Un jurado popular ha considerado por unanimidad culpable al hombre acusado de matar a su esposa por estrangulamiento después de que ella le comunicara su intención de divorciarse, y de ocultar el cadáver bajo una losa de hormigón en una nave de un polígono industrial de Málaga capital durante seis meses, en marzo de 2022.
Fuentes judiciales citadas por Europa Press han explicado que los miembros del jurado han respaldado íntegramente el planteamiento de la Fiscalía especializada en Violencia sobre la Mujer de Málaga, así como el de la acusación particular ejercida por el letrado que representa a una de las hijas mayores de la pareja.
Asimismo, el tribunal popular ha apreciado las circunstancias agravantes de género y parentesco propuestas por el ministerio fiscal.
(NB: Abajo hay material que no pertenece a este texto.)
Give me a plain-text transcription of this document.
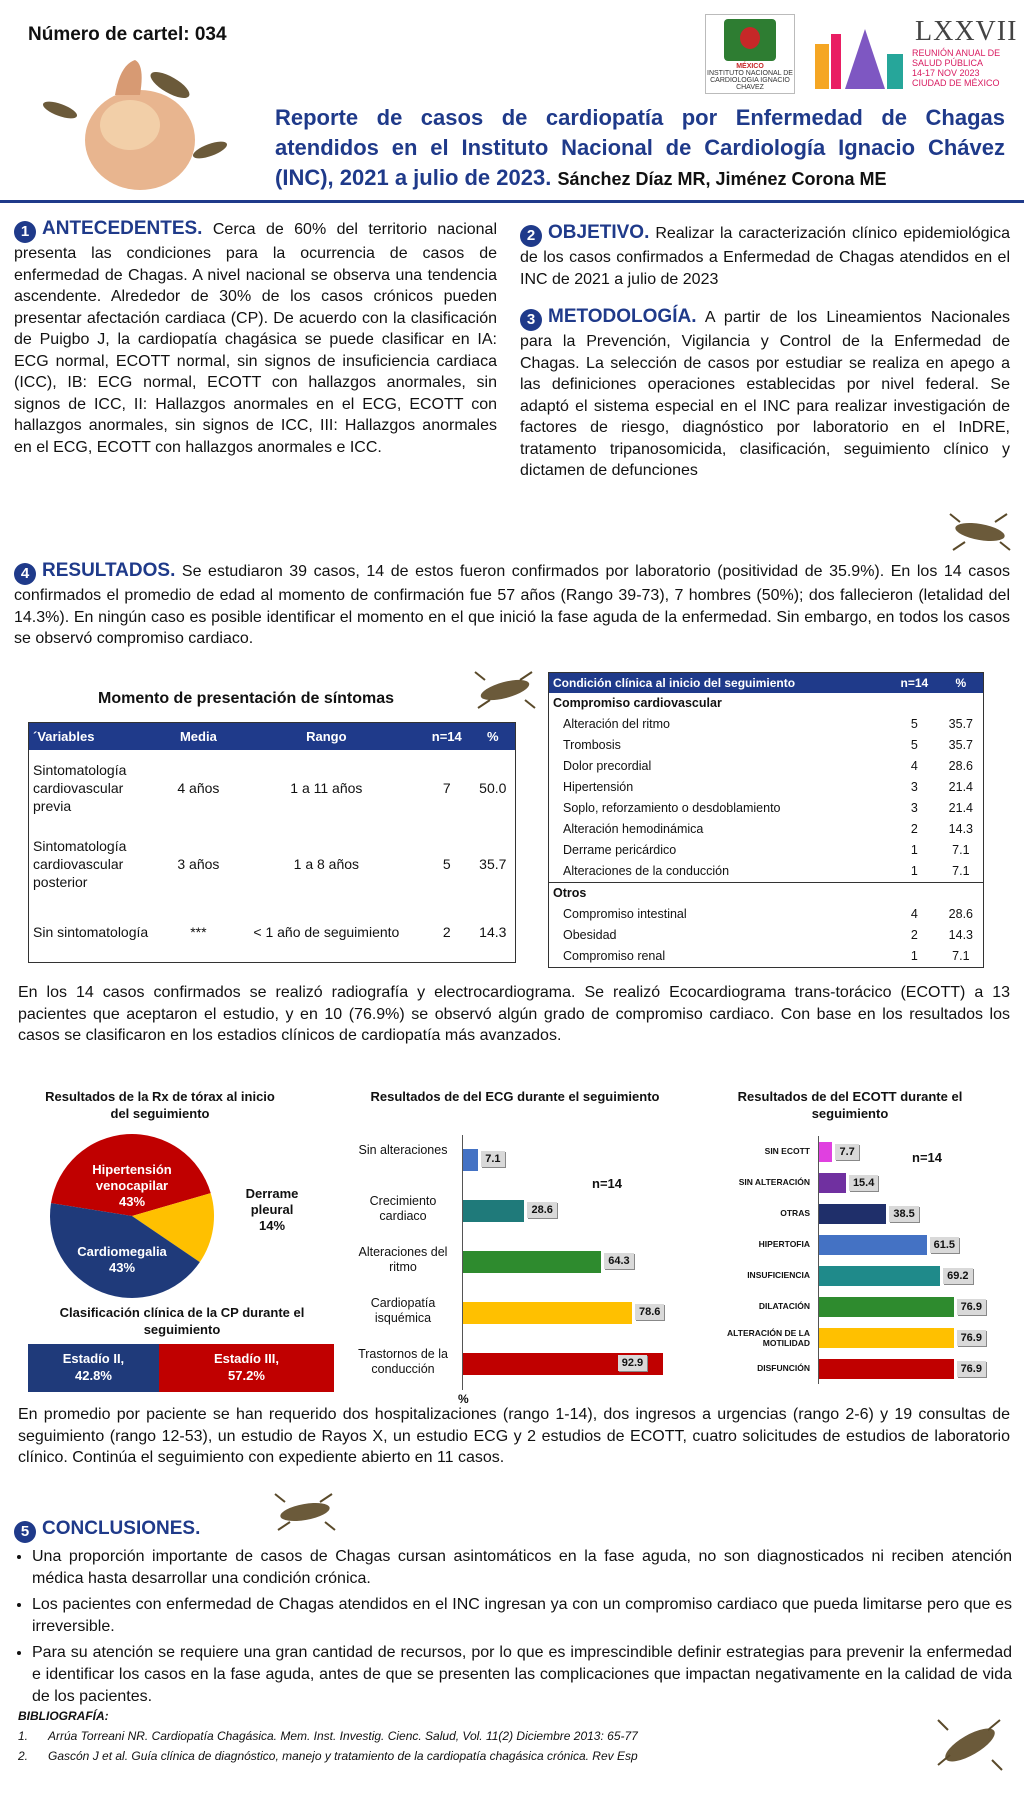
Número de cartel: 034
MÉXICO
INSTITUTO NACIONAL DE CARDIOLOGIA IGNACIO CHAVEZ
LXXVII
REUNIÓN ANUAL DE
SALUD PÚBLICA
14-17 NOV 2023
CIUDAD DE MÉXICO
Reporte de casos de cardiopatía por Enfermedad de Chagas atendidos en el Instituto Nacional de Cardiología Ignacio Chávez (INC), 2021 a julio de 2023. Sánchez Díaz MR, Jiménez Corona ME
1 ANTECEDENTES. Cerca de 60% del territorio nacional presenta las condiciones para la ocurrencia de casos de enfermedad de Chagas. A nivel nacional se observa una tendencia ascendente. Alrededor de 30% de los casos crónicos pueden presentar afectación cardiaca (CP). De acuerdo con la clasificación de Puigbo J, la cardiopatía chagásica se puede clasificar en IA: ECG normal, ECOTT normal, sin signos de insuficiencia cardiaca (ICC), IB: ECG normal, ECOTT con hallazgos anormales, sin signos de ICC, II: Hallazgos anormales en el ECG, ECOTT con hallazgos anormales, sin signos de ICC, III: Hallazgos anormales en el ECG, ECOTT con hallazgos anormales e ICC.
2 OBJETIVO. Realizar la caracterización clínico epidemiológica de los casos confirmados a Enfermedad de Chagas atendidos en el INC de 2021 a julio de 2023
3 METODOLOGÍA. A partir de los Lineamientos Nacionales para la Prevención, Vigilancia y Control de la Enfermedad de Chagas. La selección de casos por estudiar se realiza en apego a las definiciones operaciones establecidas por nivel federal. Se adaptó el sistema especial en el INC para realizar investigación de factores de riesgo, diagnóstico por laboratorio en el InDRE, tratamento tripanosomicida, clasificación, seguimiento clínico y dictamen de defunciones
4 RESULTADOS. Se estudiaron 39 casos, 14 de estos fueron confirmados por laboratorio (positividad de 35.9%). En los 14 casos confirmados el promedio de edad al momento de confirmación fue 57 años (Rango 39-73), 7 hombres (50%); dos fallecieron (letalidad del 14.3%). En ningún caso es posible identificar el momento en el que inició la fase aguda de la enfermedad. Sin embargo, en todos los casos se observó compromiso cardiaco.
Momento de presentación de síntomas
´Variables	Media	Rango	n=14	%
Sintomatología cardiovascular previa	4 años	1 a 11 años	7	50.0
Sintomatología cardiovascular posterior	3 años	1 a 8 años	5	35.7
Sin sintomatología	***	< 1 año de seguimiento	2	14.3
Condición clínica al inicio del seguimiento	n=14	%
Compromiso cardiovascular		
Alteración del ritmo	5	35.7
Trombosis	5	35.7
Dolor precordial	4	28.6
Hipertensión	3	21.4
Soplo, reforzamiento o desdoblamiento	3	21.4
Alteración hemodinámica	2	14.3
Derrame pericárdico	1	7.1
Alteraciones de la conducción	1	7.1
Otros		
Compromiso intestinal	4	28.6
Obesidad	2	14.3
Compromiso renal	1	7.1
En los 14 casos confirmados se realizó radiografía y electrocardiograma. Se realizó Ecocardiograma trans-torácico (ECOTT) a 13 pacientes que aceptaron el estudio, y en 10 (76.9%) se observó algún grado de compromiso cardiaco. Con base en los resultados los casos se clasificaron en los estadios clínicos de cardiopatía más avanzados.
Resultados de la Rx de tórax al inicio del seguimiento
Hipertensión
venocapilar
43%
Derrame
pleural
14%
Cardiomegalia
43%
Clasificación clínica de la CP durante el seguimiento
Estadío II,
42.8%
Estadío III,
57.2%
Resultados de del ECG durante el seguimiento
n=14
Sin alteraciones
7.1
Crecimiento cardiaco	28.6
Alteraciones del ritmo	64.3
Cardiopatía isquémica	78.6
Trastornos de la conducción	92.9
%
Resultados de del ECOTT durante el seguimiento
n=14
SIN ECOTT	7.7
SIN ALTERACIÓN	15.4
OTRAS	38.5
HIPERTOFIA	61.5
INSUFICIENCIA	69.2
DILATACIÓN	76.9
ALTERACIÓN DE LA MOTILIDAD	76.9
DISFUNCIÓN	76.9
En promedio por paciente se han requerido dos hospitalizaciones (rango 1-14), dos ingresos a urgencias (rango 2-6) y 19 consultas de seguimiento (rango 12-53), un estudio de Rayos X, un estudio ECG y 2 estudios de ECOTT, cuatro solicitudes de estudios de laboratorio clínico. Continúa el seguimiento con expediente abierto en 11 casos.
5 CONCLUSIONES.
• Una proporción importante de casos de Chagas cursan asintomáticos en la fase aguda, no son diagnosticados ni reciben atención médica hasta desarrollar una condición crónica.
• Los pacientes con enfermedad de Chagas atendidos en el INC ingresan ya con un compromiso cardiaco que pueda limitarse pero que es irreversible.
• Para su atención se requiere una gran cantidad de recursos, por lo que es imprescindible definir estrategias para prevenir la enfermedad e identificar los casos en la fase aguda, antes de que se presenten las complicaciones que impactan negativamente en la calidad de vida de los pacientes.
BIBLIOGRAFÍA:
1. Arrúa Torreani NR. Cardiopatía Chagásica. Mem. Inst. Investig. Cienc. Salud, Vol. 11(2) Diciembre 2013: 65-77
2. Gascón J et al. Guía clínica de diagnóstico, manejo y tratamiento de la cardiopatía chagásica crónica. Rev Esp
Tras la lectura del veredicto, tanto la Fiscalía como la acusación particular han reiterado su solicitud de 15 años de prisión. La pena concreta será fijada ahora por el magistrado-presidente en la sentencia.
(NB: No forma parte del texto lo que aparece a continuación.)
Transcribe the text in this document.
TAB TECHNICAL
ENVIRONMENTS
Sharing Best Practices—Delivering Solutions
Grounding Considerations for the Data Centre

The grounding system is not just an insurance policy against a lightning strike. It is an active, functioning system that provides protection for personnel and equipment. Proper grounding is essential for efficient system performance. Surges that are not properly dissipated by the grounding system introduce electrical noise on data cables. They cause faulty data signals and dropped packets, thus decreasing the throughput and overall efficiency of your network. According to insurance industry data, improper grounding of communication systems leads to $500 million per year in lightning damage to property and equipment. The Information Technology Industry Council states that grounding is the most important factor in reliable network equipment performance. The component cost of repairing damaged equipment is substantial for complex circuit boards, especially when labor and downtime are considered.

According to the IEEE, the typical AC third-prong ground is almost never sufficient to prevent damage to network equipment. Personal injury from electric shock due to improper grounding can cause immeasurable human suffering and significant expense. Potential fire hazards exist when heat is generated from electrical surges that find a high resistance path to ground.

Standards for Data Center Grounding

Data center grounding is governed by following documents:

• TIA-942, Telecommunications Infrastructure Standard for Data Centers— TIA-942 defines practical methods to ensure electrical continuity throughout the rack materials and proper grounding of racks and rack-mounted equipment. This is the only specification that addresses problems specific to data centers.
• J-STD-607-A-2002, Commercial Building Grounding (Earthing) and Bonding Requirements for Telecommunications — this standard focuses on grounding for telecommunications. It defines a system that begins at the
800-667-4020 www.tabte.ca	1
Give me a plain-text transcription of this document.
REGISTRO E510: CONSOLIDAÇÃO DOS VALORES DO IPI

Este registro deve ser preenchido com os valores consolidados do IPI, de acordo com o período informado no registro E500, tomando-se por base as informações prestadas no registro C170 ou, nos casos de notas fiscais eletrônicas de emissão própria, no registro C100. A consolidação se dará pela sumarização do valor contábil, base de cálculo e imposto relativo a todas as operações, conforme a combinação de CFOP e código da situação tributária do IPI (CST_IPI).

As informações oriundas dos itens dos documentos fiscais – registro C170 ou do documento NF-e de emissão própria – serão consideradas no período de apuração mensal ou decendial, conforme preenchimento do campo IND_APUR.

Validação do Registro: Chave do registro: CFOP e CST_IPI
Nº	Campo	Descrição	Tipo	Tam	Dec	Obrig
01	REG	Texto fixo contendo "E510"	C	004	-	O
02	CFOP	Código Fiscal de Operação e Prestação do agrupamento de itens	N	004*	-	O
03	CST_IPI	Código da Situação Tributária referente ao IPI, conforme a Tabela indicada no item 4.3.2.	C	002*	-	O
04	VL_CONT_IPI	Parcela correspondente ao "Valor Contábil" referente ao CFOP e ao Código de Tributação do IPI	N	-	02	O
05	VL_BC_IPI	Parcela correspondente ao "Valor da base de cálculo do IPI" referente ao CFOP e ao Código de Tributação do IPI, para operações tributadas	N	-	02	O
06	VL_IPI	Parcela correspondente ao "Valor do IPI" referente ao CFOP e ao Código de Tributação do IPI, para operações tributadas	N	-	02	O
La pareja residía en la vivienda donde se produjeron los hechos en 2022, en la capital malagueña, junto a las dos hijas menores que tenían en común. El procesado reconoció los hechos durante el juicio y afirmó que actuó en un “arrebato” y que, después, “estaba cegado en que mis hijas no supieran lo que había pasado”.
El 28 de marzo de 2022 se produjo una fuerte discusión con la víctima, llamada Débora, con “expreso desprecio a su condición de mujer por no acatar sus intenciones de divorcio y vida en libertad”, según el escrito del fiscal, que sostiene que, tras un forcejeo, el acusado acabó estrangulándola.
De acuerdo con las acusaciones, con el propósito de hacer desaparecer el cuerpo, el hombre lo envolvió en plástico, lo introdujo en un bidón y lo trasladó en una carretilla hasta su furgoneta, para llevarlo después a su nave industrial. Allí abrió un hueco en el suelo, enterró el cadáver y lo cubrió con hormigón y maquinaria pesada.
La Fiscalía mantiene que el acusado trató de simular que la mujer se había marchado por voluntad propia e incluso “manipuló” su teléfono móvil, haciéndose pasar por ella, hasta que el cuerpo fue localizado en la nave medio año más tarde, gracias a la investigación de la Policía Nacional y tras la confesión del propio acusado.
El procesado admitió estos extremos y relató que, durante la discusión sobre la situación de la relación, actuó en un “arrebato”. “Perdí el control”, declaró, insistiendo en que todo sucedió “muy rápido”; “me nublé”. También negó haber planificado previamente cómo ocultar el cadáver, aunque describió el procedimiento que siguió.
La Fiscalía solicita 15 años de cárcel por un delito de homicidio y reclama que indemnice con 300.000 euros a las dos hijas, mientras que la acusación particular eleva la cuantía a 500.000 euros. La defensa había pedido inicialmente aplicar las atenuantes de arrepentimiento y reparación del daño, alegando que el acusado ya ha abonado parte de la indemnización.